Yamanaka - a senior investigator at the UCSF-affiliated Gladstone Institutes and a UCSF professor of anatomy, who also holds appointments at Kyoto University - earned the top honor in medicine for developing a way to reprogram mature cells to be more similar to embryonic stem cells.
He accomplished this - first with mouse cells and later with human cells - by adding just four genes, calling them induced pluripotent stem cells, or iPS cells.
Yamanaka’s discovery built on work done by Gurdon, of the Gurdon Institute at the University of Cambridge in the United Kingdom, more than 40 years earlier that showed in frogs that the genetic program of a mature cell could be “reset” to its embryonic state.
The Nobel Committee announced in October that the pair won the award "for the discovery that mature cells can be reprogrammed to become pluripotent."

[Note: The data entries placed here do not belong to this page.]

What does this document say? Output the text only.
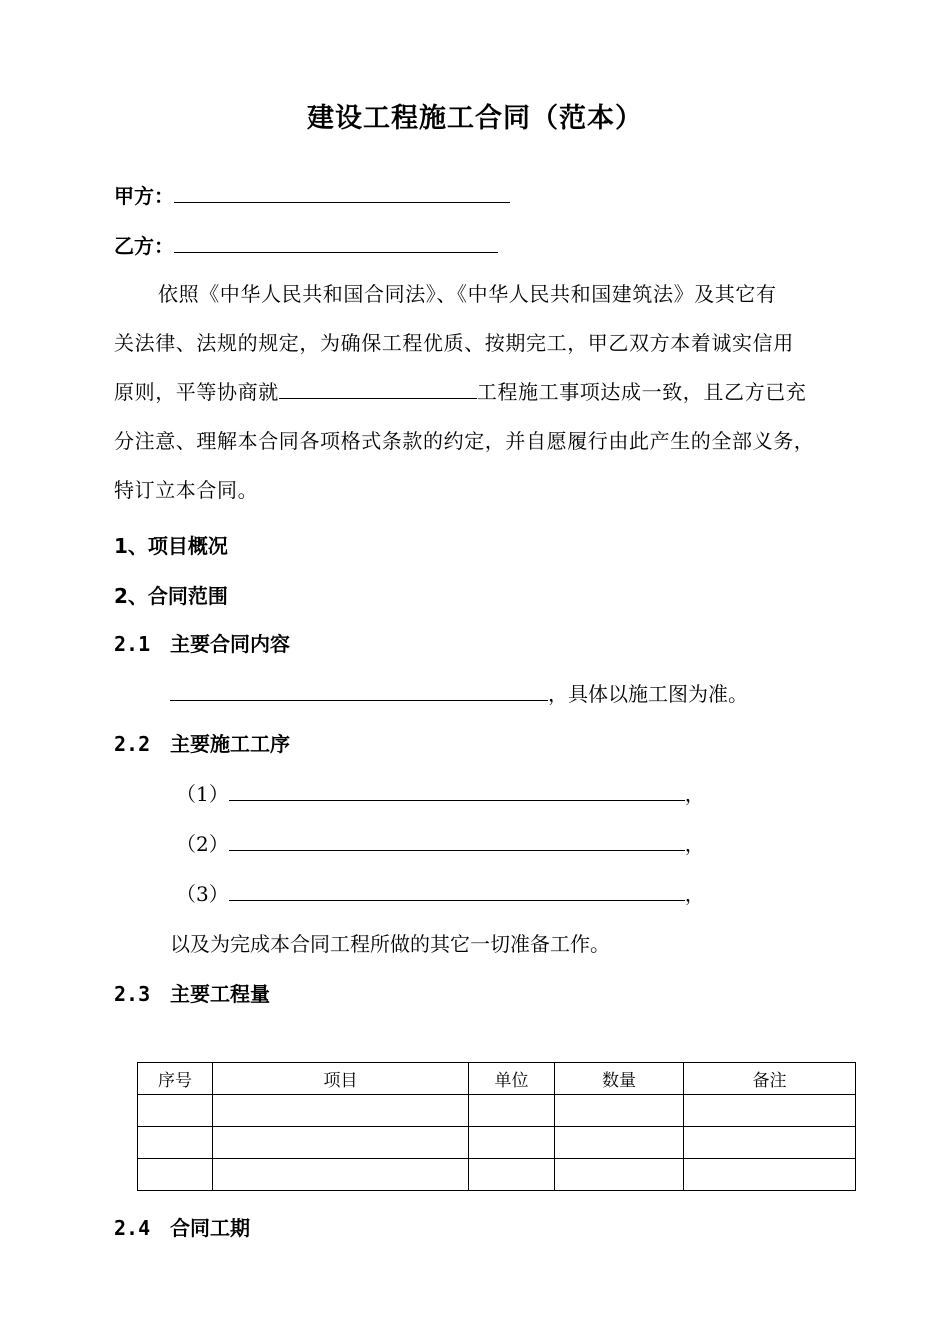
建设工程施工合同（范本）
甲方：
乙方：
依照《中华人民共和国合同法》、《中华人民共和国建筑法》及其它有
关法律、法规的规定，为确保工程优质、按期完工，甲乙双方本着诚实信用
原则，平等协商就	工程施工事项达成一致，且乙方已充
分注意、理解本合同各项格式条款的约定，并自愿履行由此产生的全部义务，
特订立本合同。
1、项目概况
2、合同范围
2.1 主要合同内容
，具体以施工图为准。
2.2 主要施工工序
（1）	，
（2）	，
（3）	，
以及为完成本合同工程所做的其它一切准备工作。
2.3 主要工程量
序号	项目	单位	数量	备注

2.4 合同工期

The scientists have since been traveling around the world to discuss their work, and both came to UCSF’s Mission Bay campus attend the International Symposium on Cellular Reprogramming.
This week, Yamanaka and Gurdon are joining other laureates in delivering their Nobel Lectures in Stockholm ahead of the award ceremony.

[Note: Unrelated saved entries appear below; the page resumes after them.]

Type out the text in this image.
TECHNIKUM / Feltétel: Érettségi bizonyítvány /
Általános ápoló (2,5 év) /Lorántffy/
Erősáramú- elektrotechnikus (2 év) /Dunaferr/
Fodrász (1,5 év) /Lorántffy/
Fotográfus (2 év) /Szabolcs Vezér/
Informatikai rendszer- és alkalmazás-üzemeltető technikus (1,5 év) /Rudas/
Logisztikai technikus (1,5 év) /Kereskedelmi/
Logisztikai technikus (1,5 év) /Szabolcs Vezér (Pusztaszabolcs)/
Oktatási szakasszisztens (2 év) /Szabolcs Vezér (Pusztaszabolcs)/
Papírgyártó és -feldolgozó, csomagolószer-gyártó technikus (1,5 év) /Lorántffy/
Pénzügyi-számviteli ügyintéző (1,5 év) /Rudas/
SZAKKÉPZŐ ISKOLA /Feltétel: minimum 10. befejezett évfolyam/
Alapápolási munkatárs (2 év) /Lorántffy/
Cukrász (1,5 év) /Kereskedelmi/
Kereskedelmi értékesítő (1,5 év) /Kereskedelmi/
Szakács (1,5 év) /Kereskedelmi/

Gurdon will speak Friday afternoon at Karolinska Institutet on “The egg and the nucleus: a battle for supremacy,” followed by Yamanaka’s lecture, “Induction of pluripotency by defined factors.”

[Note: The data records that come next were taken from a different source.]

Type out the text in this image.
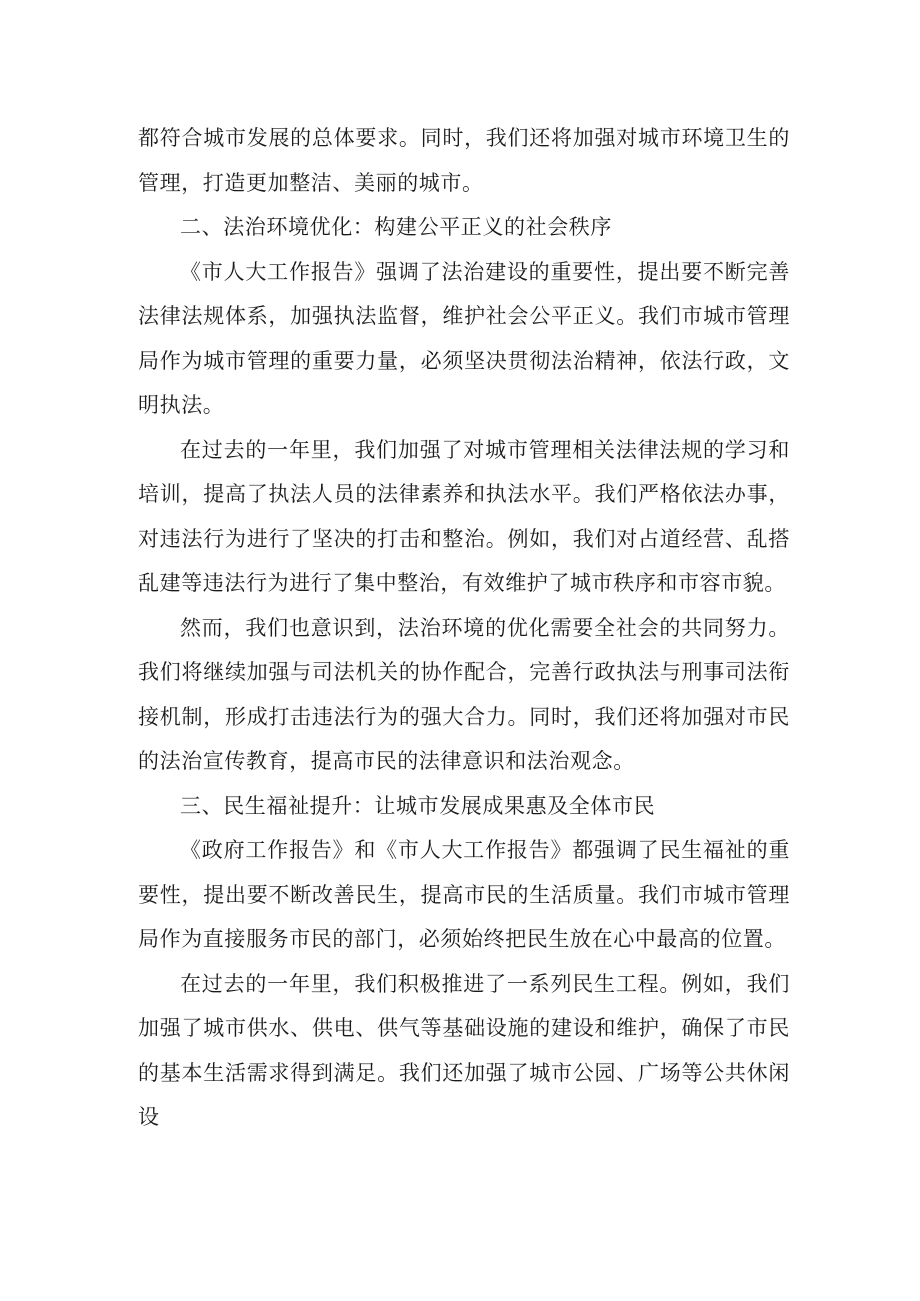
都符合城市发展的总体要求。同时，我们还将加强对城市环境卫生的管理，打造更加整洁、美丽的城市。

二、法治环境优化：构建公平正义的社会秩序

《市人大工作报告》强调了法治建设的重要性，提出要不断完善法律法规体系，加强执法监督，维护社会公平正义。我们市城市管理局作为城市管理的重要力量，必须坚决贯彻法治精神，依法行政，文明执法。

在过去的一年里，我们加强了对城市管理相关法律法规的学习和培训，提高了执法人员的法律素养和执法水平。我们严格依法办事，对违法行为进行了坚决的打击和整治。例如，我们对占道经营、乱搭乱建等违法行为进行了集中整治，有效维护了城市秩序和市容市貌。

然而，我们也意识到，法治环境的优化需要全社会的共同努力。我们将继续加强与司法机关的协作配合，完善行政执法与刑事司法衔接机制，形成打击违法行为的强大合力。同时，我们还将加强对市民的法治宣传教育，提高市民的法律意识和法治观念。

三、民生福祉提升：让城市发展成果惠及全体市民

《政府工作报告》和《市人大工作报告》都强调了民生福祉的重要性，提出要不断改善民生，提高市民的生活质量。我们市城市管理局作为直接服务市民的部门，必须始终把民生放在心中最高的位置。

在过去的一年里，我们积极推进了一系列民生工程。例如，我们加强了城市供水、供电、供气等基础设施的建设和维护，确保了市民的基本生活需求得到满足。我们还加强了城市公园、广场等公共休闲设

The scientists will receive their Nobel diploma and medal at a grand ceremony on Monday, Dec. 10, at the Stockholm Concert Hall at 7:30 p.m. local time. For live updates on the week’s activities, read the Gladstone Institutes’ blog, “Live From Stockholm.”
Yamanaka is the fourth UCSF-affiliated scientist to win a Nobel Prize. Previous winners were Elizabeth H. Blackburn, PhD, in 2009; Stanley B. Prusiner, MD, in 1997; and J. Michael Bishop, MD, and Harold E. Varmus, MD, in 1989.